Toss It!

To some this is a rude retort, an expressive outlet of frustration.  In this blog, however, it is to unlock sanity (not that cussing doesn’t sometimes ensure that the offender feels better after an outburst). In this context, it is meant as an inspiration and neither rude nor offensive.  Here, I endorse ‘dispose of’, ‘chuck it out’, ‘bin it’!

I endorse this, because I have had the realisation that I cannot continue in the manner that I do, do.  You see, one of my psychological issues is that I am particularly clingy.  I simply cannot throw anything away.  A chunk of wood for instance, cannot be chucked just in case I happen to learn impressive carving skills and am able to craft that hunk into a fancy foot stool or something equally unnecessary.  This extends to empty wood glue containers (you never know when you’ll need that nozzle shape again), buckled chipboard, palettes, old bread boards, used bubble wrap, chicken mesh wire, etc.

Where do I find said items, you ask? Well it doesn’t really matter.  I take things (with permission)  from my friend’s “to-go” piles next to their dustbins, I scavenge the left over-anythings from gigs, the side of the road, and my mom’s house.  I do not have one power tool to my name, but  one day I feel I would like to create all my furniture from scrap.  Never mind the fact that I will then need to re-repurpose my current furniture.

My wardrobe also takes up a helluva lot of space.  Not because I’m a fashionista, but because I still have t-shirts, skirts, belts and shorts from my youth.  Impressive that a ‘bordering-on-30-year-old’ can still wear clothes from her mid-teens?  Only slightly.  But maybe not so impressive is the fact that a ‘bordering-on-30-year-old’ is still rocking up in the atrocities and fashion crimes of the entire 90s era.  I’m experiencing true enlightenment here, bear with me.

Other clothing that I hoard includes items that I cannot actually fit into any more and perhaps it’s because I hang onto a time when I didn’t have to suck-it-in/lie down/safety pin myself into certain lower sizes.  Let’s face it, these hips have never lied and the chances of them shrinking at this stage of my life are absolutely impossible.

Socks and jerseys with holes also stay safe just in case my slumbering darner awakes.  I don’t yet even know the ins and outs of darning and to be fair there is a very blurred space in my head when I think of the borders between sewing, crocheting and darning.

This “maybe one day I will…” mentality extends to my urge to be an up-cycling ambassador.  If I could transform my stuff into working and pretty goodies, then I would be one happy, green camper.  The problem is that it takes me a lengthy amount of time to conceptualise a ‘new-old item’ from an ‘old-old item’.

Only once in a very blue moon do I take the metal scraps from the bottom of a fridge and transform them into a mounted filing system.

It is also rare when I actually use the kept empty coffee jars and create a magnificent gift holder.

The fact of the matter is that I collect junk at a faster rate than I transform it.

Deep down inside I’ve always known the answer to my problem, but for the time being I will present one final case for pro-hoarding.

Every time I do bring myself to trash an item, the very next day I find myself in the situation when I need that same blasted what’sit.

Anyway, the bits and bobs that make up my fantastic cabinet of clutter, have actually started to bother me and this mentally outweighs any of my reasons for keeping the junk.

It became so clear to me the other day (and I’m not the first person to say something like this):

“What if I never came across another awesome skirt that I could customise with a beautiful piece of lace (from my mom’s cabinet of clutter) because I could not let my now tattered skirt, that was awesome-of-yesteryear, go?”

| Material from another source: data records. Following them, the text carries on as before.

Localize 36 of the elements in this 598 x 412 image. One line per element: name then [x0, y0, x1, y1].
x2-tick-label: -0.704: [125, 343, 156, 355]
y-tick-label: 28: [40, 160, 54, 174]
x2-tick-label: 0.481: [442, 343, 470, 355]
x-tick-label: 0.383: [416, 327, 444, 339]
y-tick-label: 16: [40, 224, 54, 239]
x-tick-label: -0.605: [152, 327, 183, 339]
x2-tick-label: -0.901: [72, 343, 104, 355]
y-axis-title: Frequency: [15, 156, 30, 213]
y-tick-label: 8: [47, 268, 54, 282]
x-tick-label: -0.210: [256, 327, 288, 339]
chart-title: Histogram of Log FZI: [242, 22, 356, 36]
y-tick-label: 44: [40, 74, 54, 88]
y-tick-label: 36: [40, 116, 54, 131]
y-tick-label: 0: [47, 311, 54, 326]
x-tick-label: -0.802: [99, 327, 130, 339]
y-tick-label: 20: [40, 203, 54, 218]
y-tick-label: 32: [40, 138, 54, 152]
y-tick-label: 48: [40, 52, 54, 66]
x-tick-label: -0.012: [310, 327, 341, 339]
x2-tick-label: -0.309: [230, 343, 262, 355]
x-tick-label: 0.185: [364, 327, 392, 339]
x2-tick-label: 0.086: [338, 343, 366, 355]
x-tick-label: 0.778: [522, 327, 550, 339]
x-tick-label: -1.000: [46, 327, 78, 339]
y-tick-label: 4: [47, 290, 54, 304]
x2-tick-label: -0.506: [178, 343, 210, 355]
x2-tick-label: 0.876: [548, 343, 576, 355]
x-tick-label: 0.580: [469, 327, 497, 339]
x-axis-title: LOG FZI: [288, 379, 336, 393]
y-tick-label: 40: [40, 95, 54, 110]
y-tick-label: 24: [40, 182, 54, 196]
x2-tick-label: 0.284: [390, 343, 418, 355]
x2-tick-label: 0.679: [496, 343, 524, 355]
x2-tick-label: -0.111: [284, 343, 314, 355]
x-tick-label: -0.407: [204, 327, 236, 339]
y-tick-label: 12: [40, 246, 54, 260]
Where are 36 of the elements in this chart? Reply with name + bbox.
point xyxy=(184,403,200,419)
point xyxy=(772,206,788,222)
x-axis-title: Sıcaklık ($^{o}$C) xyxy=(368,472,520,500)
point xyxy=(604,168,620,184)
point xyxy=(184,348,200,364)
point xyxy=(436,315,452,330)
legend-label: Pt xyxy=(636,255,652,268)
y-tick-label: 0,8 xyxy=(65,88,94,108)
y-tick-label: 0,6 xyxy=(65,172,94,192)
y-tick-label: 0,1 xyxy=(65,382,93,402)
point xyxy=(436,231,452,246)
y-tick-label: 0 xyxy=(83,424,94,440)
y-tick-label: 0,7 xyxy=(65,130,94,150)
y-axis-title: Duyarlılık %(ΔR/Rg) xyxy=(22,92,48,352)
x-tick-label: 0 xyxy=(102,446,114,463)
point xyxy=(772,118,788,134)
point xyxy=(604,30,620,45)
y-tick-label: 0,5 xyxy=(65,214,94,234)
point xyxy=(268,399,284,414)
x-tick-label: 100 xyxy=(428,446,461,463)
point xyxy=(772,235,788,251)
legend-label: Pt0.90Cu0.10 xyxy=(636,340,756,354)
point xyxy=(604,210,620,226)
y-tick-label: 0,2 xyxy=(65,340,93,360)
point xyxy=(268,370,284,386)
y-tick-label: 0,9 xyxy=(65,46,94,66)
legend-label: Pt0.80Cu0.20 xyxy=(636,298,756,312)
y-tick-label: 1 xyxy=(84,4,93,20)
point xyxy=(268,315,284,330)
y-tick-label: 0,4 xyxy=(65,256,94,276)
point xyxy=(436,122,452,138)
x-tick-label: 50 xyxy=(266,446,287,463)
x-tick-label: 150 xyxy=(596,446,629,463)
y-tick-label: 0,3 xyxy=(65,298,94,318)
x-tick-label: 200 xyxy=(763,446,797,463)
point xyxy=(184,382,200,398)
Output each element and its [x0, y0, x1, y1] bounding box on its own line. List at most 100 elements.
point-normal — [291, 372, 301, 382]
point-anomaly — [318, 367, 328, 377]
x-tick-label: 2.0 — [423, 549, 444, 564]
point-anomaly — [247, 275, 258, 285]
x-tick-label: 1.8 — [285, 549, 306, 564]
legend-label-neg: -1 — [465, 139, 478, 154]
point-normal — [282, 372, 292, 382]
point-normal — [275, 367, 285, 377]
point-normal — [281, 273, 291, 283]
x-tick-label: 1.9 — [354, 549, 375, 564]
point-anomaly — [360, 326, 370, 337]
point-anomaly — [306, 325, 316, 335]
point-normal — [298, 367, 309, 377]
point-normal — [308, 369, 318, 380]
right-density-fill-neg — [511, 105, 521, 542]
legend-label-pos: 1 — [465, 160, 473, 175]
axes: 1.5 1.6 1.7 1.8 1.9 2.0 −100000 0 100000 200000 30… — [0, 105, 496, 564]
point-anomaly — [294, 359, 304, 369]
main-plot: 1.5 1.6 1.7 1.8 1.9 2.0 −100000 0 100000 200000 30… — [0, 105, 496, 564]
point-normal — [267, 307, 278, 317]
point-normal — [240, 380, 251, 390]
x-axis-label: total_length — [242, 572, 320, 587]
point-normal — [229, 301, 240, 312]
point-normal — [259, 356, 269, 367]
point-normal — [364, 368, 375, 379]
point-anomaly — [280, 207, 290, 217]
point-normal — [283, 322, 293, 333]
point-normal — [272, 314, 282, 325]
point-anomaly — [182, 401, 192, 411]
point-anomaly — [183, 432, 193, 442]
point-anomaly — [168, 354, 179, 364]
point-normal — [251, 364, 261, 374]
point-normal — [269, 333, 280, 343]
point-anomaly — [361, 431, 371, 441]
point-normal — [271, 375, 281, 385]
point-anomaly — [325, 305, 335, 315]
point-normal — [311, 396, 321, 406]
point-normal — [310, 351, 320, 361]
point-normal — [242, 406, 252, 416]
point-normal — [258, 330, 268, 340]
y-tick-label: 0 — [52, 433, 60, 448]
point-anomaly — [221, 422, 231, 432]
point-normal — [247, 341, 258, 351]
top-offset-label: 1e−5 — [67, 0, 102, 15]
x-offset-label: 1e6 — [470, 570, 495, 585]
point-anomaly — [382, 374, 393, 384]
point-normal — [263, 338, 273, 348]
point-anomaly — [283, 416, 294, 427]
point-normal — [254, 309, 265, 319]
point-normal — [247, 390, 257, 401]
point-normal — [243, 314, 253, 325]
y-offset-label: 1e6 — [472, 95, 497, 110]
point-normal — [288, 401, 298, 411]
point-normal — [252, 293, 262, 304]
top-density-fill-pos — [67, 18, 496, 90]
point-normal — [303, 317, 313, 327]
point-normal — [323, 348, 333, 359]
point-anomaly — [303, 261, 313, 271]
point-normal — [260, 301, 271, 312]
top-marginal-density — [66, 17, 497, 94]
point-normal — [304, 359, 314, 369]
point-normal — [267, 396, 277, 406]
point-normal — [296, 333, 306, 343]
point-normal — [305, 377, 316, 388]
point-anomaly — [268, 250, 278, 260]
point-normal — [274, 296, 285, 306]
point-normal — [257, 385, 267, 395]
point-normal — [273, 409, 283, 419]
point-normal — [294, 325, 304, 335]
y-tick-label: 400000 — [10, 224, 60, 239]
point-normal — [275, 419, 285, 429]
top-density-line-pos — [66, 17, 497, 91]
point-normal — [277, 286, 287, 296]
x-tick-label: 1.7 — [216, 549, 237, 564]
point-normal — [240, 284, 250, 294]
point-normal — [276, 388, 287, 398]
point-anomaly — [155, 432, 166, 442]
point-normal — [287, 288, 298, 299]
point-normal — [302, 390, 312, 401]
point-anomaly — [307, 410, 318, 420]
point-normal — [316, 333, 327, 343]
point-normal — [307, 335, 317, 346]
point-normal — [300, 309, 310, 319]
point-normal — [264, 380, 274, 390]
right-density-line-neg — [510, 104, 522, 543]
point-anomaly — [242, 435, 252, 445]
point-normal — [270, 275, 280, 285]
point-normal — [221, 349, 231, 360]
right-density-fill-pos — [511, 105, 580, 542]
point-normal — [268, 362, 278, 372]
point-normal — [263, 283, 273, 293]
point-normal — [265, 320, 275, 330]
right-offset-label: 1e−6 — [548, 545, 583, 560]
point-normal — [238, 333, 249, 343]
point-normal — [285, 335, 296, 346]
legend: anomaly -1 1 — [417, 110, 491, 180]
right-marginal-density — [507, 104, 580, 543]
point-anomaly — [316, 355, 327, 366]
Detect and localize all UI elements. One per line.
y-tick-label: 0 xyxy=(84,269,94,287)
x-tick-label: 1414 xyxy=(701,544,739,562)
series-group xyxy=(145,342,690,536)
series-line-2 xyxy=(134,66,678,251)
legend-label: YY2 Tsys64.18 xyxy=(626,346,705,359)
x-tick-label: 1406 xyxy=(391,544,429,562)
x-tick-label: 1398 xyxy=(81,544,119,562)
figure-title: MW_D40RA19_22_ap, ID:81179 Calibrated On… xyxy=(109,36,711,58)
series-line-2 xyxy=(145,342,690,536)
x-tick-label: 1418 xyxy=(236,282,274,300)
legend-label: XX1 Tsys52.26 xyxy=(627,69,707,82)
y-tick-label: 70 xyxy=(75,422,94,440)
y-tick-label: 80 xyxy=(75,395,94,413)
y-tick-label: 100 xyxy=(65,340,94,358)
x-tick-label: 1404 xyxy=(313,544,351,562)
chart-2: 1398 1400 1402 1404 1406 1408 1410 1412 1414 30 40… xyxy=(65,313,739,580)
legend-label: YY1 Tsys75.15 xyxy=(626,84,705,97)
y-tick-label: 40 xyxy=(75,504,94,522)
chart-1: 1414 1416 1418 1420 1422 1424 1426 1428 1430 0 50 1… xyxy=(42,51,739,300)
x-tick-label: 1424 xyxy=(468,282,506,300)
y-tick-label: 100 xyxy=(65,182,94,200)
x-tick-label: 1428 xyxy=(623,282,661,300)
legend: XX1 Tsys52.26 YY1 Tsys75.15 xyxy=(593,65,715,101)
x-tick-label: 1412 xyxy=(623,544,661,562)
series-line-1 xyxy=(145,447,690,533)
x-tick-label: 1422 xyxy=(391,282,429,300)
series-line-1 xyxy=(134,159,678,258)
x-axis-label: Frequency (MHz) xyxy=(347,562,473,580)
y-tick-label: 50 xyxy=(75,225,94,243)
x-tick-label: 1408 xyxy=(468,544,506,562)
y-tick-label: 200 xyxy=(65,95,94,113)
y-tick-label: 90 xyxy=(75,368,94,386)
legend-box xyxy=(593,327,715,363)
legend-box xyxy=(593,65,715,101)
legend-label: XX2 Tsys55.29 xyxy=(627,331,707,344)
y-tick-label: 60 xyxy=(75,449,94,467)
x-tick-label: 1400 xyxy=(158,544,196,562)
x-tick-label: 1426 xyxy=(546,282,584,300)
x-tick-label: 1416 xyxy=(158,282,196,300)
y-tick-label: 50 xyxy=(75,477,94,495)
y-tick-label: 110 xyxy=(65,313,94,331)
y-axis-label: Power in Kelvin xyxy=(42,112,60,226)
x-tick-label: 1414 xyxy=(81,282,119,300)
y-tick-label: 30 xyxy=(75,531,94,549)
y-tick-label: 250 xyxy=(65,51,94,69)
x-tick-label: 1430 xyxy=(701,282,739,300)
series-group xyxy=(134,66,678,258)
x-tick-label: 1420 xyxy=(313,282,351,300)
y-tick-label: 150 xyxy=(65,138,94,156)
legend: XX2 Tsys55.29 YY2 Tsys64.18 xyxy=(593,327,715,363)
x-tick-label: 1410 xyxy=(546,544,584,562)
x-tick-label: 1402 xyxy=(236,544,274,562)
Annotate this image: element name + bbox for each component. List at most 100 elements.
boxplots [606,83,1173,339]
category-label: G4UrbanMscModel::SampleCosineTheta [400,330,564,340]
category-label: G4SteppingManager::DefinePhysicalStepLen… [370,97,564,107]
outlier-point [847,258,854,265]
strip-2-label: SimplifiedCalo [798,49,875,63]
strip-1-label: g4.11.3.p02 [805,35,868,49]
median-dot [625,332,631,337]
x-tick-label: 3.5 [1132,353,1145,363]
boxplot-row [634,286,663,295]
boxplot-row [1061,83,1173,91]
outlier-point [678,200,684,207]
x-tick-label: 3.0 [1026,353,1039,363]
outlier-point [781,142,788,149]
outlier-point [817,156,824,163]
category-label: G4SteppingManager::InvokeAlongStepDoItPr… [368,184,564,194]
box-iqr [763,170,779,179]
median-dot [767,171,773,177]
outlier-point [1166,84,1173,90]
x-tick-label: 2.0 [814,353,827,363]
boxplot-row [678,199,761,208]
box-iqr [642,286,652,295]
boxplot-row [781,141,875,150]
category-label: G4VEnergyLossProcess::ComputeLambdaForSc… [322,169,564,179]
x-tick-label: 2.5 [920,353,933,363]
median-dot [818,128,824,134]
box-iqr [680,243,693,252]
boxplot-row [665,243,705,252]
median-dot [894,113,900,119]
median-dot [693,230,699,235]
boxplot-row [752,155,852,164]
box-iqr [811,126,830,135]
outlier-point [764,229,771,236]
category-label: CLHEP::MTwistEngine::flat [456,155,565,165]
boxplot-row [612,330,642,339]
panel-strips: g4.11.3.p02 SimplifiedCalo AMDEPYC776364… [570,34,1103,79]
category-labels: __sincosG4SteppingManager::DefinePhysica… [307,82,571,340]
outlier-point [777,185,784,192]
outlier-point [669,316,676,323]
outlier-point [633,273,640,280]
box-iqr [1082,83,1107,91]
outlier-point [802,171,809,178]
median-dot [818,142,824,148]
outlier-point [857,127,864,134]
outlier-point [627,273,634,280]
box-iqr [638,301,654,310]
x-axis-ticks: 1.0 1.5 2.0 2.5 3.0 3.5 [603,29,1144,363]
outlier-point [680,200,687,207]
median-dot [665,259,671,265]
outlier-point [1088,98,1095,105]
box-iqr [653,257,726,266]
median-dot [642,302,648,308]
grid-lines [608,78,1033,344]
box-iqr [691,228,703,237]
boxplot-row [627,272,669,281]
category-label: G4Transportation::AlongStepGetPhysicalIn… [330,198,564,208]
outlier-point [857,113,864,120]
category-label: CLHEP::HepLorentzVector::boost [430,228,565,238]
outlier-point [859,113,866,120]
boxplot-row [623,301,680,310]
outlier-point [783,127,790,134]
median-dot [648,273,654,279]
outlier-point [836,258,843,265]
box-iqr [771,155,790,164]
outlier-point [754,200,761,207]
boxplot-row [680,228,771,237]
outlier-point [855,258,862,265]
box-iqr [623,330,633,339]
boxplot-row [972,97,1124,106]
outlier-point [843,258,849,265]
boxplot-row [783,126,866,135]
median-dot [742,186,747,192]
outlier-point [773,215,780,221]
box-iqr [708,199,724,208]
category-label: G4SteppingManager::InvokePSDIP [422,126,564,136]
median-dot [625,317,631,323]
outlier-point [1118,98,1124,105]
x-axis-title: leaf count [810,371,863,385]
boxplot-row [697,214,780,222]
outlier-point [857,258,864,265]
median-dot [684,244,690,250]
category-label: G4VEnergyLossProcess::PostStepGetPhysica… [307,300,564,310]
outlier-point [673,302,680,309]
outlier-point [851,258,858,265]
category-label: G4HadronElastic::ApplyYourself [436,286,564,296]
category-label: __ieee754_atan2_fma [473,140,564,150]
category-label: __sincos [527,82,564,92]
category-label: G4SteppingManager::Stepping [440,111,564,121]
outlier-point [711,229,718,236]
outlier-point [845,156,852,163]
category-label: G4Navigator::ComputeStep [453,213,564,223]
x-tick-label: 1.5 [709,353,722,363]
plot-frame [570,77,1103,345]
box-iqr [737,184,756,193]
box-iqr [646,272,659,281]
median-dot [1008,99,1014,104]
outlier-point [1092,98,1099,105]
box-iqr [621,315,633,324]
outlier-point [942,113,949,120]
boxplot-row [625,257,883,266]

And it was this dropped penny that caused me to finally gather up:

  • the two dilapidated couches on the patio (dilapidated because I had ripped off the fabric and taken off the arms, lost momentum and left the single-seaters to rot in the rain)
  • the clothes I had not worn for more than a year
  • all my skew-soled shoes
  • the semi working egg whisk
  • the wonky can opener
  • the computer keys
  • the milligrams of all my hand creams
  • the left over candle wax (clearly I was never going to melt it down and make one huge candle)

I threw away what needed to be thrown and I gave away what someone less fortunate would use.

The point is, I released myself from an annoying (mostly for baby because he also tries to live in this house with me) and insecure habit.

I tossed it!

Being free from unnecessary clutter beat the anxiety and that is where I found some Ohm.